A partir dessa pergunta, foi desenvolvido um estudo comparando duas abordagens dentro desse mesmo princípio:
laser de baixa potência
LED
Ambos aplicados sob condições controladas, dentro do mesmo contexto de cicatrização.
O que foi observado
Os resultados mostraram que ambas as abordagens foram capazes de estimular a regeneração óssea quando comparadas à ausência de intervenção. Isso indica que a presença da luz desempenha um papel relevante na modulação do processo de cicatrização. No entanto, ao observar a evolução ao longo do tempo, surgiram diferenças sutis no padrão de resposta.
Houve uma tendência de maior atividade nas fases iniciais de reparo em um dos grupos, enquanto o outro apresentou um padrão mais associado à organização do tecido em fases posteriores. Esses achados sugerem que diferentes fontes de luz podem atuar de maneiras distintas dentro do mesmo processo biológico.
O que isso significa na prática
Esses resultados não diminuem a importância da laserterapia. O laser continua sendo uma ferramenta consolidada, com respaldo científico e aplicações clínicas bem definidas. Sua utilização segue sendo relevante dentro da prática odontológica.

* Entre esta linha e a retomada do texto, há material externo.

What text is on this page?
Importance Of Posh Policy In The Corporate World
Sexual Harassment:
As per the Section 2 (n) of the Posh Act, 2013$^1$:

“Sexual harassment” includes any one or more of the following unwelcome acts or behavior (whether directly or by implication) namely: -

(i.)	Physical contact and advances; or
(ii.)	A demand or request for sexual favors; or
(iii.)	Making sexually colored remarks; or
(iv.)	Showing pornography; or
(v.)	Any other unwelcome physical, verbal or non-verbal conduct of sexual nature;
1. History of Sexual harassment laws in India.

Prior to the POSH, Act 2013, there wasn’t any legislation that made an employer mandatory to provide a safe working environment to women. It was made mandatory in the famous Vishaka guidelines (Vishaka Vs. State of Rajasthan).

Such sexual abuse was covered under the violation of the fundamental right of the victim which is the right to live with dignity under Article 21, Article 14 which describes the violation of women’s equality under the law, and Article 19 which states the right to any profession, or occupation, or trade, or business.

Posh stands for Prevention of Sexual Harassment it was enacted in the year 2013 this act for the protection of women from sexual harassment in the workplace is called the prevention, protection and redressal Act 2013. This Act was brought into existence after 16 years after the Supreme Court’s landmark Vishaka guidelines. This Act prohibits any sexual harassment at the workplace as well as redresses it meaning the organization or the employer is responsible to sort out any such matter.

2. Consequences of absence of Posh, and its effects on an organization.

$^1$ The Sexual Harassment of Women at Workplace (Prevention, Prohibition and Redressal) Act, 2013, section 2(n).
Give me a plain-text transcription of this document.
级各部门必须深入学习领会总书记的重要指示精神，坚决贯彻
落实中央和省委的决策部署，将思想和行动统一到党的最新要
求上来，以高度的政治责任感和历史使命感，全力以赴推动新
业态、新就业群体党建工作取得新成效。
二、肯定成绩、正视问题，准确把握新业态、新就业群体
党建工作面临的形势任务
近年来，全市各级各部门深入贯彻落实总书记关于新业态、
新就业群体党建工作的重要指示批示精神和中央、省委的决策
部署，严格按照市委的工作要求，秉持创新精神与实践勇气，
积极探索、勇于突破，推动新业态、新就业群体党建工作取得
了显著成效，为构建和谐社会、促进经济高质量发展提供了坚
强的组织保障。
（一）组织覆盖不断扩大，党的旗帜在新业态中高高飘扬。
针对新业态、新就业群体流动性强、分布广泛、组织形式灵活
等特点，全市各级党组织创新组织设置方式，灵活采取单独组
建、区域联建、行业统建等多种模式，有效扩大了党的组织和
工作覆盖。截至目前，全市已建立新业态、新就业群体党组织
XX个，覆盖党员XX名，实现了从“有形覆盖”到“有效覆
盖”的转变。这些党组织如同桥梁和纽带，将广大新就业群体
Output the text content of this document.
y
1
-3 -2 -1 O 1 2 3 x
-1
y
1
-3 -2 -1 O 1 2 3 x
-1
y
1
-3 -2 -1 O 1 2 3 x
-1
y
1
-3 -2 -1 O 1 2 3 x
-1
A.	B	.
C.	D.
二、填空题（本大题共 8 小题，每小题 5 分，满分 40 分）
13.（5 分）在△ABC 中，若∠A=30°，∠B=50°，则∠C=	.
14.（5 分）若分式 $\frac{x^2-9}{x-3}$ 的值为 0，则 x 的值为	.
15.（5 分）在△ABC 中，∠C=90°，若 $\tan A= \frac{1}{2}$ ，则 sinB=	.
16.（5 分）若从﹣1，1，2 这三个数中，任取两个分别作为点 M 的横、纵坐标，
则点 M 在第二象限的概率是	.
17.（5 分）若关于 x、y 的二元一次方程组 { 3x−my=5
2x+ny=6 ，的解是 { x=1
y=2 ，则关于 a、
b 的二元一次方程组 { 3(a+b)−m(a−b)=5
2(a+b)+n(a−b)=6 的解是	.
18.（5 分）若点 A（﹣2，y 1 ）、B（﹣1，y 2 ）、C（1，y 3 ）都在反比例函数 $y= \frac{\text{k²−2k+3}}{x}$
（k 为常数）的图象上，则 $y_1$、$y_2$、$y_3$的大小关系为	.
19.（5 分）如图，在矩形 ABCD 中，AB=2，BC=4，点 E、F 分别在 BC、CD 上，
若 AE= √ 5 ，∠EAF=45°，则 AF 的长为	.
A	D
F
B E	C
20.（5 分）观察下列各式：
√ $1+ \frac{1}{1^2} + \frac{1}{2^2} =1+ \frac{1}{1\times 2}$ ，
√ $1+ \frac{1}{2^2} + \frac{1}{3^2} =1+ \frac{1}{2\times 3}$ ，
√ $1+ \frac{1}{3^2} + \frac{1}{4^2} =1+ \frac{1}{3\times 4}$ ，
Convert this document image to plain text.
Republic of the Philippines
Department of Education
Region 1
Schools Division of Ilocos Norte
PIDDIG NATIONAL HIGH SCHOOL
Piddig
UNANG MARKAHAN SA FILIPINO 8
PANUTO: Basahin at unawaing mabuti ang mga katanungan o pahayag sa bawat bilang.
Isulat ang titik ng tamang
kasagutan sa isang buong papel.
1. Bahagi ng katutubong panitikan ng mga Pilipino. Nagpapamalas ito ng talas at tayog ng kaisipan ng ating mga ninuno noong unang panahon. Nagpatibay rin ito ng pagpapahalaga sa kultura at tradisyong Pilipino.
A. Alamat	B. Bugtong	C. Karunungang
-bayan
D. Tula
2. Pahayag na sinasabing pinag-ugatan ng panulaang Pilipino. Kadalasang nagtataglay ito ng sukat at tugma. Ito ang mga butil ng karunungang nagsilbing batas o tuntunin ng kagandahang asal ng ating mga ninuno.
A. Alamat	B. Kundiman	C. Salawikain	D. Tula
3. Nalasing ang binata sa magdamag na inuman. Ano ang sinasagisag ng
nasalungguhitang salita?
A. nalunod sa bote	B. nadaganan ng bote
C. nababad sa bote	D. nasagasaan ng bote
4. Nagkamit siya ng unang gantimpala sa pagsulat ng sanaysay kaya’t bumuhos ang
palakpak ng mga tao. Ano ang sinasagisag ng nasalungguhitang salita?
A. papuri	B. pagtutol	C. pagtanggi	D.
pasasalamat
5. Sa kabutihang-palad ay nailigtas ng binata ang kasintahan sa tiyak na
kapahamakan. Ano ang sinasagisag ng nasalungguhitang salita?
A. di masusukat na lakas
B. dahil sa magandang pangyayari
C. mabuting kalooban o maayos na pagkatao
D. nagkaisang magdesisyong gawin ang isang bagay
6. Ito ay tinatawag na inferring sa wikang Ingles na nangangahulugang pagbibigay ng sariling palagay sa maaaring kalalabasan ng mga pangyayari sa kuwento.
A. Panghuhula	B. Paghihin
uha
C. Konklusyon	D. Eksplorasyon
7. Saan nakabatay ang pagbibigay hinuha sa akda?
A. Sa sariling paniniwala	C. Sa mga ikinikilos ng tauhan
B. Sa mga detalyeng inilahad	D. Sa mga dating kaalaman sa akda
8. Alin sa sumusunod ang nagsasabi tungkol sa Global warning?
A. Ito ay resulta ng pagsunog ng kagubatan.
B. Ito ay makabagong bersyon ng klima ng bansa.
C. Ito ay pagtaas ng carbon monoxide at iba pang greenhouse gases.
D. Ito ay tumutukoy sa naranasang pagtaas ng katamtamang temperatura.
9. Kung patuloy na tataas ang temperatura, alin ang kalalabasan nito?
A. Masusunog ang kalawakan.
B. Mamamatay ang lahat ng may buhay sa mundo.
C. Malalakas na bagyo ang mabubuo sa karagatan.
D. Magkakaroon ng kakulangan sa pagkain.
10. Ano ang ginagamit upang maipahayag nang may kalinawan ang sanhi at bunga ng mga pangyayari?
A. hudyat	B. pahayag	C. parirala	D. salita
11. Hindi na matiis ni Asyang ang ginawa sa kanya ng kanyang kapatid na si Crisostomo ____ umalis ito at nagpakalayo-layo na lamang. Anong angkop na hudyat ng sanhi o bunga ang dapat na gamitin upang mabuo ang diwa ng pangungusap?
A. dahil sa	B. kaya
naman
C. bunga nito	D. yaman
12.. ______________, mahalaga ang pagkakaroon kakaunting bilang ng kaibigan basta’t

Ao mesmo tempo, esse tipo de evidência amplia a forma como pensamos a fotobiomodulação.
Mais do que escolher uma tecnologia específica, passa a ser importante compreender o efeito biológico que está sendo promovido e como diferentes abordagens podem contribuir para esse processo.
Uma mudança de perspectiva
Na prática clínica, é comum associar melhores resultados a determinadas tecnologias.
No entanto, quando observamos o comportamento biológico com mais atenção, percebemos que a resposta do organismo é resultado de interações mais complexas. Diferentes ferramentas podem atuar dentro desse mesmo contexto, produzindo efeitos que não necessariamente se excluem, mas que podem se complementar ao longo do tempo.
Para concluir
A laserterapia ocupa um papel importante dentro da fotobiomodulação na odontologia.
Mas talvez o avanço não esteja apenas em eleger uma única abordagem como referência.
Pode estar, sobretudo, em compreender melhor os mecanismos envolvidos e utilizar, com critério, as diferentes possibilidades disponíveis para favorecer o processo de cicatrização.
Leitura complementar
Este texto foi baseado em um estudo publicado na revista Lasers in Medical Science (2025).
Luna CAL et al. Photobiomodulation of alveolar bone healing in rats with low-level laser and LED therapy. Lasers in Medical Science, 2025.